We are currently piloting the following interventions, alongside our assessments:
• Introduction of solar power through VeroPower
• Working with WaterAid to improve access to Water, Sanitation and Waste Management
• Training health workers on appropriate use of antibiotics to address antibiotic resistance and medicine stock outs
• Trialling an improved outreach kit to improve the level of service offered close to the home through health facility outreach activities
• Supporting improvements to a maternity ward and mother’s shelter to increase uptake of births at the facility (rather than at home)
• Exploring the use of bicycle ambulances to improve transport links to the facility
2. Strengthen rural health systems
Community Health Workers (CHWs) are trained to work within the existing health system to improve access to healthcare and to increase the capacity of Rural Health Facilities. Helping to respond to health needs of sparsely populated catchment areas. We also work with then, and District Health Offices (DHOs), to identify capacity building needs and delivered tailored programmes to respond to these needs with the help of skilled partners. These include access to solar power, improved medical facilities, training of health workers, improved water and sanitation, improved data systems and access to telemedicine.
At national level, we work with the Ministry of Health to support the development of national policies and guidelines that enhance the rural health system at scale.
As a part of our efforts to strengthen rural healthcare systems in Zambia, we are working in partnership with D-tree, AMP Health, and Medic Mobile and the Ministry of Health to develop a standardised CHW package, and looking to pilot the roll out of this, alongside the Community Health Toolkit, across the whole of Livingstone and Kazungula Districts. The toolkit is an open-source digital tool that will support CHWs to carry out their defined roles, by guiding them through patient interactions, and creating an improved mechanism for CHW supervision and support. The toolkit will also create digital patient records at community level and support improved decision making through real-time integration with the national reporting system.
3. WASH in Health Care Facilities (HCFs)
WASH in HCFs is fundamental to the provision of quality healthcare services, particularly for children and pregnant and lactating mothers. Inadequate and inappropriate WASH services lead to an increased risk of infections and disease for users and healthcare workers. The Joint Monitoring Program (2019) revealed that only 1 in 5 rural HCFs in Zambia have access to improved water on premises, improved sanitation, and consistent access to water and soap for handwashing.

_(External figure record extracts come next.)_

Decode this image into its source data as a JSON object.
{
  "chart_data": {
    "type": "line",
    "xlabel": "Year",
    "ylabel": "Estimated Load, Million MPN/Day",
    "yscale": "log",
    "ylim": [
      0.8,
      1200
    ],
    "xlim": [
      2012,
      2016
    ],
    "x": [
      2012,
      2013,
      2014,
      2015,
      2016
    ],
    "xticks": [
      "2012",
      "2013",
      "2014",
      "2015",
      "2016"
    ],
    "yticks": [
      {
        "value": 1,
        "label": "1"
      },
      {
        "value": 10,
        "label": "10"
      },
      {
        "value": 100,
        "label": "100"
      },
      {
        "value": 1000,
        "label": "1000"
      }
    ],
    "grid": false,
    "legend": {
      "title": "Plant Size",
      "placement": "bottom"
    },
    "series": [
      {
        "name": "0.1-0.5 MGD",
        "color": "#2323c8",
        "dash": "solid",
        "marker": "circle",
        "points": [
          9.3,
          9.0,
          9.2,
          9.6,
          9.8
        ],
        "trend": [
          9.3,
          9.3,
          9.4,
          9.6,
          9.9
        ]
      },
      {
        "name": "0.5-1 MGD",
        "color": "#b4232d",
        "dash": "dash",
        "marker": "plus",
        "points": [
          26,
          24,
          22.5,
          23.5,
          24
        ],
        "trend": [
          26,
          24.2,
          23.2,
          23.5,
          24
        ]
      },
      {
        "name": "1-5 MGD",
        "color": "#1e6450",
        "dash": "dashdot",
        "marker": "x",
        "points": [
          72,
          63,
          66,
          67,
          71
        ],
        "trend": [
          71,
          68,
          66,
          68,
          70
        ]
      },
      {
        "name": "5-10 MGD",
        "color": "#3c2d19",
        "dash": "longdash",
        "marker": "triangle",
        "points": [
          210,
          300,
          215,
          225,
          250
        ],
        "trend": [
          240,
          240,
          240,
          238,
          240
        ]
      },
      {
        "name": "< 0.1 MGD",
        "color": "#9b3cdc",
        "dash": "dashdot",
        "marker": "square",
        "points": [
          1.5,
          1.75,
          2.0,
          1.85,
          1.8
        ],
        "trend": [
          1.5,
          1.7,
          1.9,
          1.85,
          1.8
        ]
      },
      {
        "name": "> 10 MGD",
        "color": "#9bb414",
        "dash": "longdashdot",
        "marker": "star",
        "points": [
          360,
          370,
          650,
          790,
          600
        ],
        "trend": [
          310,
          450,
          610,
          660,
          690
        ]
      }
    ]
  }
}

In response to the growing international movement for improved WASH in HCFs, WaterAid have worked extensively with MoH to develop national standards for WASH, waste management and accessibility at all rural HCFs. On Call Africa are now working in partnership with WaterAid, over the next three years, to conduct assessments, improve infrastructure and deliver training in line with these new standards in 27 rural HCFs in Western Province. We will work with WaterAid to build evidence of impact on health outcomes and use this as evidence for wider adoption of the standards by MoH, and other NGOs.